The 2020 season was one like no other. Heavily delayed by the Covid-19 pandemic, the 27-race season was compacted into the intense space of three months and held behind closed doors. BMW driver Turkington narrowly missed out on retaining his title as Englishman Sutton triumphed in the season finale at Brands Hatch.
"I'm feeling good. I'm heading into my 17th season and I am feeling energised and ready to go," said the 39-year-old.
"Every season is a bit into the unknown, there have been so many driver changes through the off season so you never know when you are going to fall into the pack.
"The older you get you more you realise the value and the need to reinvest in the off season. It is mentally and physically draining and you can feel fairly broken by the end of it."
'My motivation is the same'
Since returning to the BTCC in 2013 after a spell competing in World Touring Cars and Scandinavian Touring Cars, Turkington has been a title contender in every season and won the championship in in 2014, 2018 and 2019 to add to his maiden crown in 2009. Not only is it a model of consistency but it highlights his continued desire to win as he chases a standalone fifth title.
Competing again for Team BMW in their rapid 3 Series, which Turkington says "is a born winner", the 56-time race victor says his eyes are firmly on the driver, team and manufacturer titles.
"The goal is obviously to win the championship and it is about trying to enjoy the ride.

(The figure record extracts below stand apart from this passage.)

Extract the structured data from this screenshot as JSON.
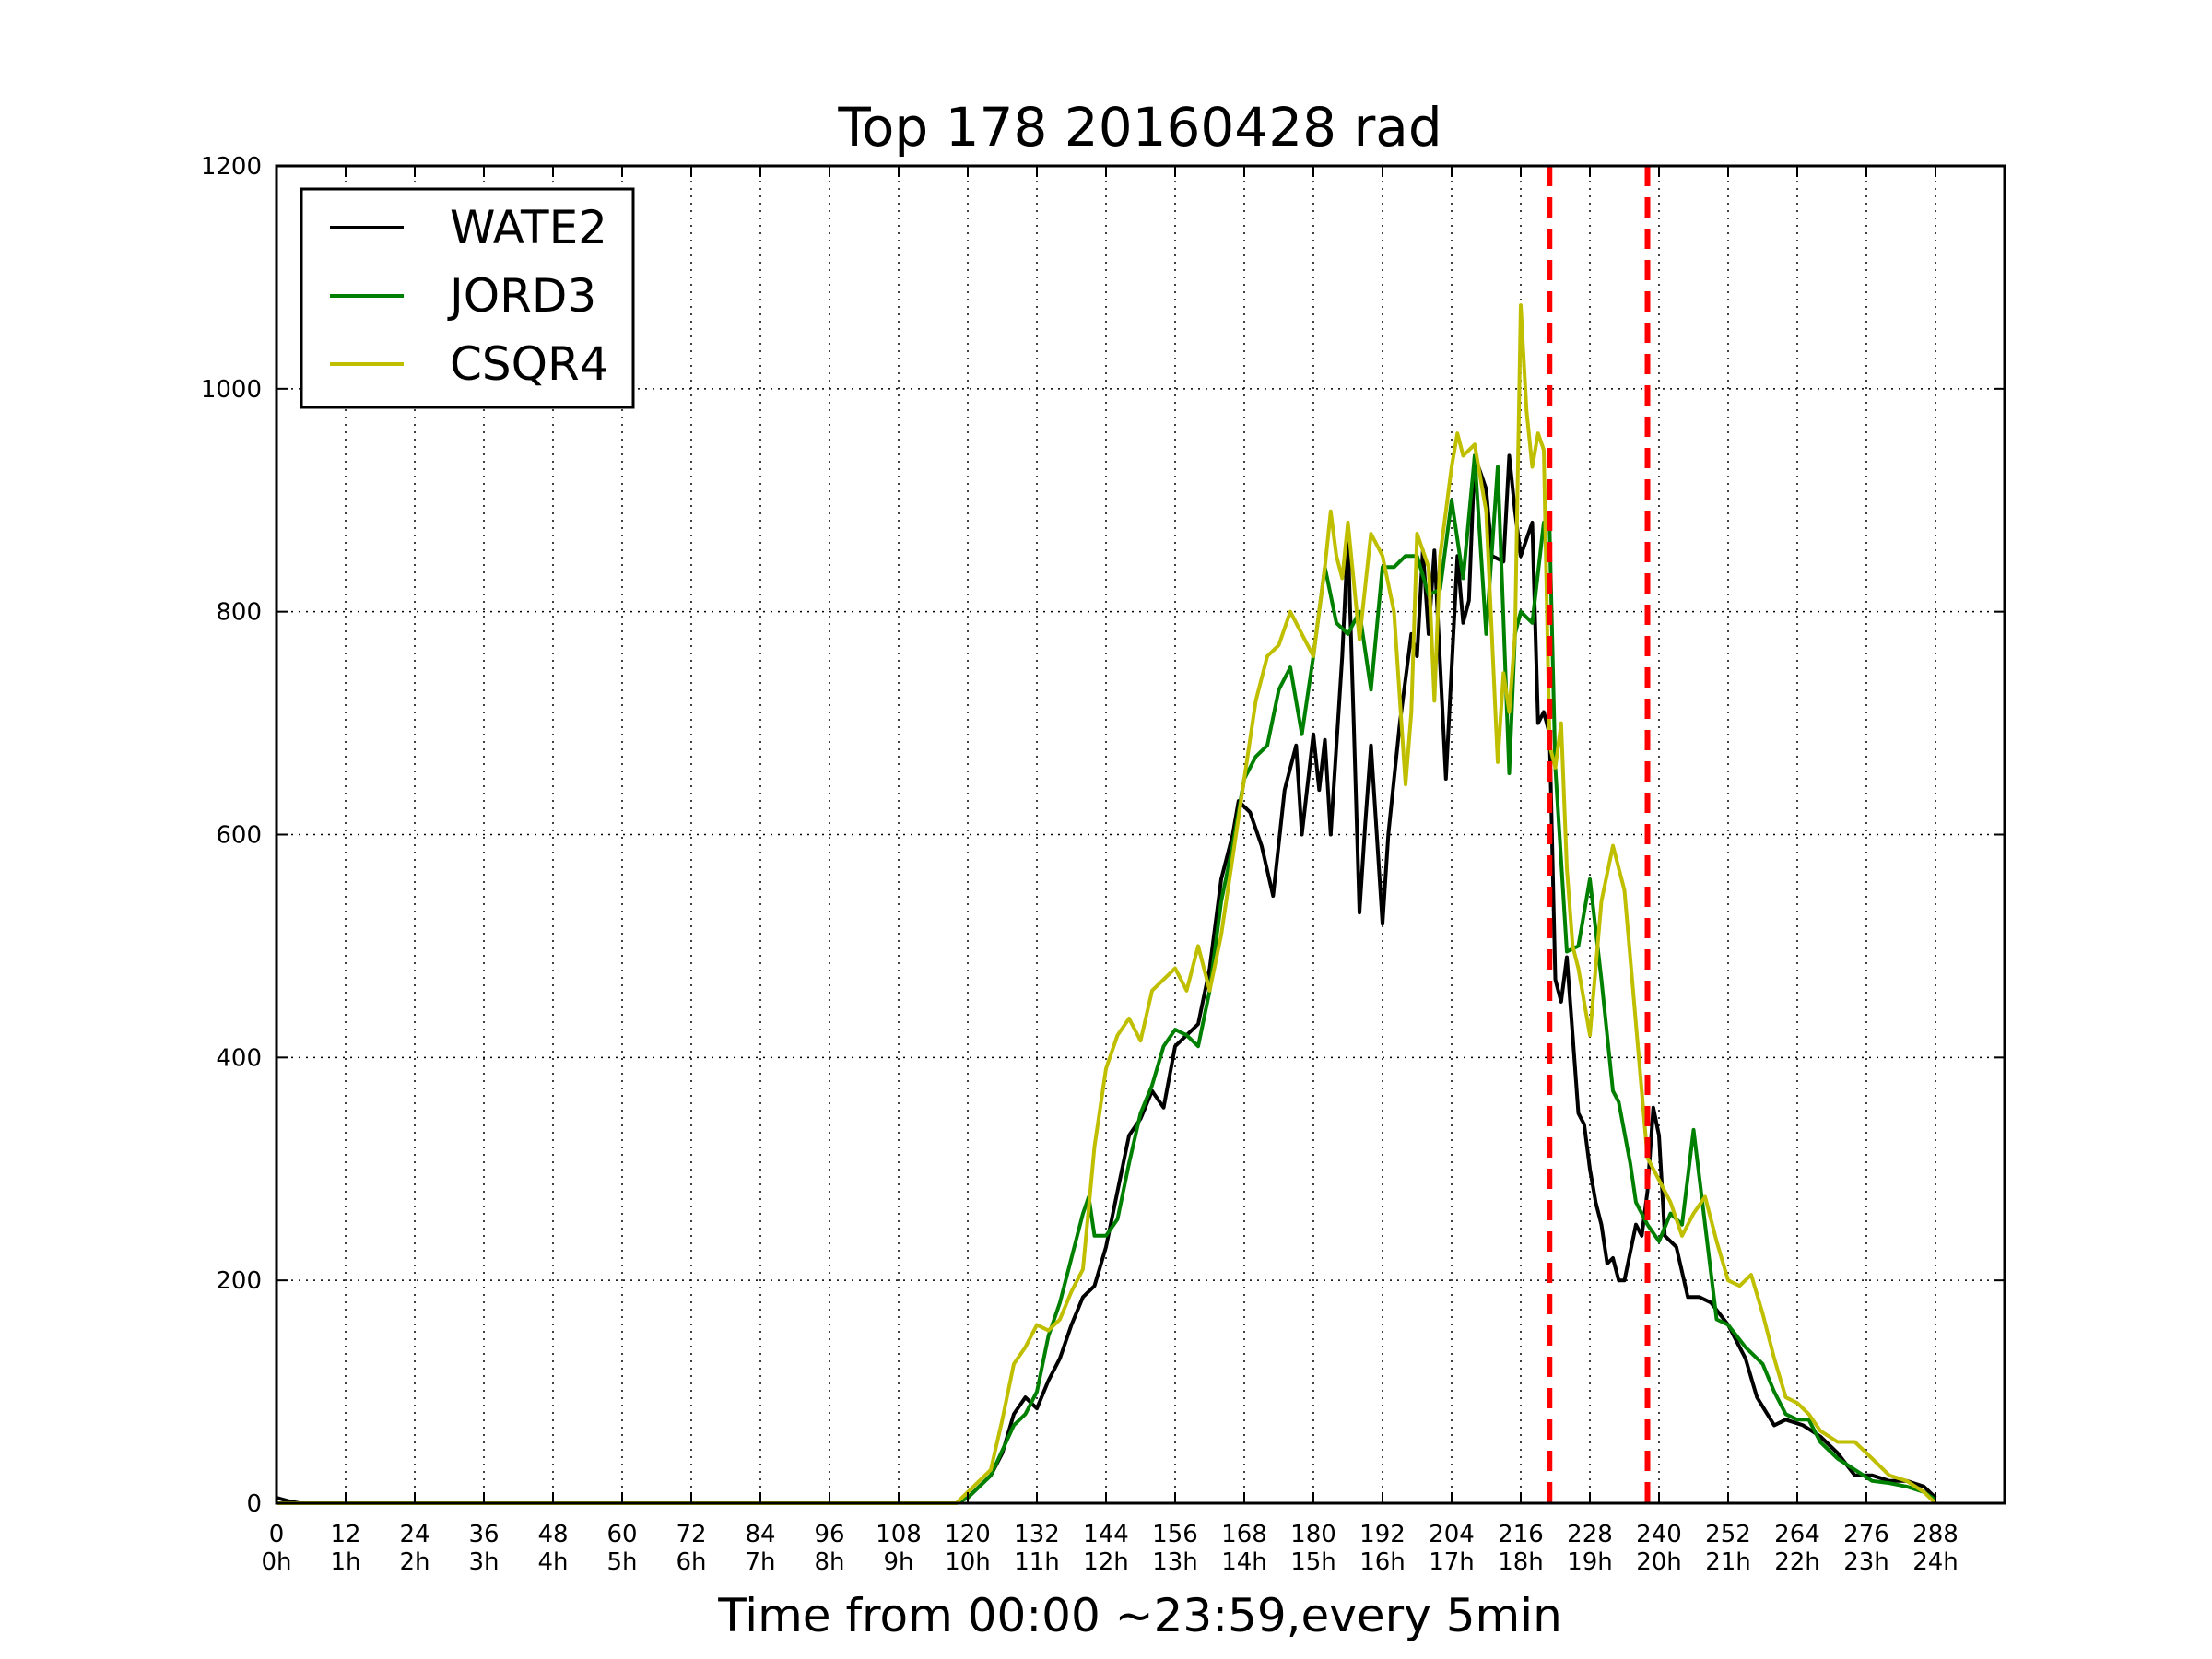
{
  "chart_data": {
    "type": "line",
    "title": "Top 178 20160428 rad",
    "xlabel": "Time from 00:00 ~23:59,every 5min",
    "ylabel": "",
    "xlim": [
      0,
      300
    ],
    "ylim": [
      0,
      1200
    ],
    "grid": true,
    "legend_position": "top-left",
    "x_ticks": [
      0,
      12,
      24,
      36,
      48,
      60,
      72,
      84,
      96,
      108,
      120,
      132,
      144,
      156,
      168,
      180,
      192,
      204,
      216,
      228,
      240,
      252,
      264,
      276,
      288
    ],
    "x_tick_hours": [
      "0h",
      "1h",
      "2h",
      "3h",
      "4h",
      "5h",
      "6h",
      "7h",
      "8h",
      "9h",
      "10h",
      "11h",
      "12h",
      "13h",
      "14h",
      "15h",
      "16h",
      "17h",
      "18h",
      "19h",
      "20h",
      "21h",
      "22h",
      "23h",
      "24h"
    ],
    "y_ticks": [
      0,
      200,
      400,
      600,
      800,
      1000,
      1200
    ],
    "vlines": [
      {
        "x": 221,
        "color": "#ff0000"
      },
      {
        "x": 238,
        "color": "#ff0000"
      }
    ],
    "series": [
      {
        "name": "WATE2",
        "color": "#000000",
        "points": [
          [
            0,
            5
          ],
          [
            2,
            2
          ],
          [
            4,
            0
          ],
          [
            118,
            0
          ],
          [
            120,
            5
          ],
          [
            124,
            25
          ],
          [
            126,
            45
          ],
          [
            128,
            80
          ],
          [
            130,
            95
          ],
          [
            132,
            85
          ],
          [
            134,
            110
          ],
          [
            136,
            130
          ],
          [
            138,
            160
          ],
          [
            140,
            185
          ],
          [
            142,
            195
          ],
          [
            144,
            230
          ],
          [
            146,
            280
          ],
          [
            148,
            330
          ],
          [
            150,
            345
          ],
          [
            152,
            370
          ],
          [
            154,
            355
          ],
          [
            156,
            410
          ],
          [
            158,
            420
          ],
          [
            160,
            430
          ],
          [
            162,
            480
          ],
          [
            164,
            560
          ],
          [
            166,
            600
          ],
          [
            167,
            630
          ],
          [
            169,
            620
          ],
          [
            171,
            590
          ],
          [
            173,
            545
          ],
          [
            175,
            640
          ],
          [
            177,
            680
          ],
          [
            178,
            600
          ],
          [
            180,
            690
          ],
          [
            181,
            640
          ],
          [
            182,
            685
          ],
          [
            183,
            600
          ],
          [
            185,
            760
          ],
          [
            186,
            865
          ],
          [
            187,
            700
          ],
          [
            188,
            530
          ],
          [
            189,
            610
          ],
          [
            190,
            680
          ],
          [
            191,
            600
          ],
          [
            192,
            520
          ],
          [
            193,
            600
          ],
          [
            195,
            700
          ],
          [
            197,
            780
          ],
          [
            198,
            760
          ],
          [
            199,
            855
          ],
          [
            200,
            780
          ],
          [
            201,
            855
          ],
          [
            203,
            650
          ],
          [
            205,
            850
          ],
          [
            206,
            790
          ],
          [
            207,
            810
          ],
          [
            208,
            940
          ],
          [
            210,
            910
          ],
          [
            211,
            850
          ],
          [
            213,
            845
          ],
          [
            214,
            940
          ],
          [
            215,
            890
          ],
          [
            216,
            850
          ],
          [
            218,
            880
          ],
          [
            219,
            700
          ],
          [
            220,
            710
          ],
          [
            221,
            690
          ],
          [
            222,
            470
          ],
          [
            223,
            450
          ],
          [
            224,
            490
          ],
          [
            225,
            420
          ],
          [
            226,
            350
          ],
          [
            227,
            340
          ],
          [
            228,
            300
          ],
          [
            229,
            270
          ],
          [
            230,
            250
          ],
          [
            231,
            215
          ],
          [
            232,
            220
          ],
          [
            233,
            200
          ],
          [
            234,
            200
          ],
          [
            236,
            250
          ],
          [
            237,
            240
          ],
          [
            238,
            280
          ],
          [
            239,
            355
          ],
          [
            240,
            330
          ],
          [
            241,
            240
          ],
          [
            243,
            230
          ],
          [
            245,
            185
          ],
          [
            247,
            185
          ],
          [
            249,
            180
          ],
          [
            252,
            160
          ],
          [
            255,
            130
          ],
          [
            257,
            95
          ],
          [
            260,
            70
          ],
          [
            262,
            75
          ],
          [
            265,
            70
          ],
          [
            268,
            60
          ],
          [
            271,
            45
          ],
          [
            274,
            25
          ],
          [
            277,
            25
          ],
          [
            280,
            20
          ],
          [
            283,
            20
          ],
          [
            286,
            15
          ],
          [
            288,
            5
          ]
        ]
      },
      {
        "name": "JORD3",
        "color": "#008000",
        "points": [
          [
            0,
            0
          ],
          [
            118,
            0
          ],
          [
            120,
            5
          ],
          [
            124,
            25
          ],
          [
            128,
            70
          ],
          [
            130,
            80
          ],
          [
            132,
            100
          ],
          [
            134,
            150
          ],
          [
            136,
            180
          ],
          [
            138,
            220
          ],
          [
            140,
            260
          ],
          [
            141,
            275
          ],
          [
            142,
            240
          ],
          [
            144,
            240
          ],
          [
            146,
            255
          ],
          [
            148,
            305
          ],
          [
            150,
            350
          ],
          [
            152,
            375
          ],
          [
            154,
            410
          ],
          [
            156,
            425
          ],
          [
            158,
            420
          ],
          [
            160,
            410
          ],
          [
            162,
            460
          ],
          [
            164,
            540
          ],
          [
            166,
            590
          ],
          [
            168,
            650
          ],
          [
            170,
            670
          ],
          [
            172,
            680
          ],
          [
            174,
            730
          ],
          [
            176,
            750
          ],
          [
            178,
            690
          ],
          [
            180,
            760
          ],
          [
            182,
            840
          ],
          [
            184,
            790
          ],
          [
            186,
            780
          ],
          [
            188,
            800
          ],
          [
            190,
            730
          ],
          [
            192,
            840
          ],
          [
            194,
            840
          ],
          [
            196,
            850
          ],
          [
            198,
            850
          ],
          [
            200,
            815
          ],
          [
            202,
            820
          ],
          [
            204,
            900
          ],
          [
            206,
            830
          ],
          [
            208,
            940
          ],
          [
            210,
            780
          ],
          [
            212,
            930
          ],
          [
            214,
            655
          ],
          [
            215,
            780
          ],
          [
            216,
            800
          ],
          [
            218,
            790
          ],
          [
            220,
            880
          ],
          [
            221,
            875
          ],
          [
            222,
            660
          ],
          [
            224,
            495
          ],
          [
            226,
            500
          ],
          [
            228,
            560
          ],
          [
            230,
            470
          ],
          [
            232,
            370
          ],
          [
            233,
            360
          ],
          [
            235,
            305
          ],
          [
            236,
            270
          ],
          [
            238,
            250
          ],
          [
            240,
            235
          ],
          [
            242,
            260
          ],
          [
            244,
            250
          ],
          [
            246,
            335
          ],
          [
            248,
            250
          ],
          [
            250,
            165
          ],
          [
            252,
            160
          ],
          [
            255,
            140
          ],
          [
            258,
            125
          ],
          [
            260,
            100
          ],
          [
            262,
            80
          ],
          [
            264,
            75
          ],
          [
            266,
            75
          ],
          [
            268,
            55
          ],
          [
            271,
            40
          ],
          [
            274,
            30
          ],
          [
            277,
            20
          ],
          [
            280,
            18
          ],
          [
            283,
            15
          ],
          [
            286,
            10
          ],
          [
            288,
            3
          ]
        ]
      },
      {
        "name": "CSQR4",
        "color": "#bfbf00",
        "points": [
          [
            0,
            0
          ],
          [
            118,
            0
          ],
          [
            120,
            10
          ],
          [
            124,
            30
          ],
          [
            126,
            75
          ],
          [
            128,
            125
          ],
          [
            130,
            140
          ],
          [
            132,
            160
          ],
          [
            134,
            155
          ],
          [
            136,
            165
          ],
          [
            138,
            190
          ],
          [
            140,
            210
          ],
          [
            142,
            320
          ],
          [
            144,
            390
          ],
          [
            146,
            420
          ],
          [
            148,
            435
          ],
          [
            150,
            415
          ],
          [
            152,
            460
          ],
          [
            154,
            470
          ],
          [
            156,
            480
          ],
          [
            158,
            460
          ],
          [
            160,
            500
          ],
          [
            162,
            460
          ],
          [
            164,
            510
          ],
          [
            166,
            580
          ],
          [
            168,
            650
          ],
          [
            170,
            720
          ],
          [
            172,
            760
          ],
          [
            174,
            770
          ],
          [
            176,
            800
          ],
          [
            178,
            780
          ],
          [
            180,
            760
          ],
          [
            182,
            840
          ],
          [
            183,
            890
          ],
          [
            184,
            850
          ],
          [
            185,
            830
          ],
          [
            186,
            880
          ],
          [
            188,
            775
          ],
          [
            190,
            870
          ],
          [
            192,
            850
          ],
          [
            194,
            800
          ],
          [
            196,
            645
          ],
          [
            197,
            710
          ],
          [
            198,
            870
          ],
          [
            200,
            840
          ],
          [
            201,
            720
          ],
          [
            202,
            850
          ],
          [
            204,
            930
          ],
          [
            205,
            960
          ],
          [
            206,
            940
          ],
          [
            208,
            950
          ],
          [
            210,
            890
          ],
          [
            212,
            665
          ],
          [
            213,
            745
          ],
          [
            214,
            710
          ],
          [
            215,
            780
          ],
          [
            216,
            1075
          ],
          [
            217,
            980
          ],
          [
            218,
            930
          ],
          [
            219,
            960
          ],
          [
            220,
            945
          ],
          [
            221,
            680
          ],
          [
            222,
            660
          ],
          [
            223,
            700
          ],
          [
            224,
            570
          ],
          [
            225,
            500
          ],
          [
            226,
            480
          ],
          [
            228,
            420
          ],
          [
            230,
            540
          ],
          [
            232,
            590
          ],
          [
            234,
            550
          ],
          [
            236,
            430
          ],
          [
            238,
            310
          ],
          [
            240,
            290
          ],
          [
            242,
            270
          ],
          [
            244,
            240
          ],
          [
            246,
            260
          ],
          [
            248,
            275
          ],
          [
            250,
            235
          ],
          [
            252,
            200
          ],
          [
            254,
            195
          ],
          [
            256,
            205
          ],
          [
            258,
            170
          ],
          [
            260,
            130
          ],
          [
            262,
            95
          ],
          [
            264,
            90
          ],
          [
            266,
            80
          ],
          [
            268,
            65
          ],
          [
            271,
            55
          ],
          [
            274,
            55
          ],
          [
            277,
            40
          ],
          [
            280,
            25
          ],
          [
            283,
            20
          ],
          [
            286,
            10
          ],
          [
            288,
            0
          ]
        ]
      }
    ]
  }
}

You always want to come out on top so that is why we keep grafting through the winter because the competition always moves on and it gets tougher," he added.
"My motivation is the same, no matter if I've won or lost the year before. It is definitely one of the hardest championships to win because there are all these variables with success ballast, reverse grids and tyre compounds - there is so much strategy involved.
"You just have to try and take it one step at a time. The big picture is always in the back of your head but you can't think too far down the line."
"It's important to have something to work towards and I enjoy the focus that brings."
In a bid to stay sharp in the off-season, Turkington has spent time in the simulator and has been karting with his sons, Lewis and Adam.
He also credits his wife Louise for playing an crucial role behind the scenes in his balance between family and work commitments and says "she is massively important" to what he has achieved on the track.
"It's never easy managing kids in general when you are leading a sporting life. It's nice to see them step into karting and enjoying it. That's the stage we are at, there's no competition yet," added Turkington.
"It's a bit of fun and it's a chance for me to relax and sped some good time with the boys. Karting is in there with football, tennis, cricket so it is one of many of many sports.
"When you are in the BTCC you are representing so many people and everyone wants a bit of your time. My head is in race mode, it's not in PR mode. Of course the racing needs to be number one, so it is important I have Louise there to protect me, protect my energies and direct me over a race weekend."
After watching Lewis and Adam enjoy their first steps into racing, Turkington says the enjoyment of the sport has to be there for him to perform at the top level.
"The enjoyment has to be there and it has to be number one. Any sport is the same, if you are enjoying it then you will perform better," he said.
"When it doesn't become enjoyable you have to reassess your goals and get the fun factor back.
"Yes there's pressure and it is intense but you should also be enjoying it. It's important that you do it with a smile on your face. I've always loved driving and I will hopefully continue to."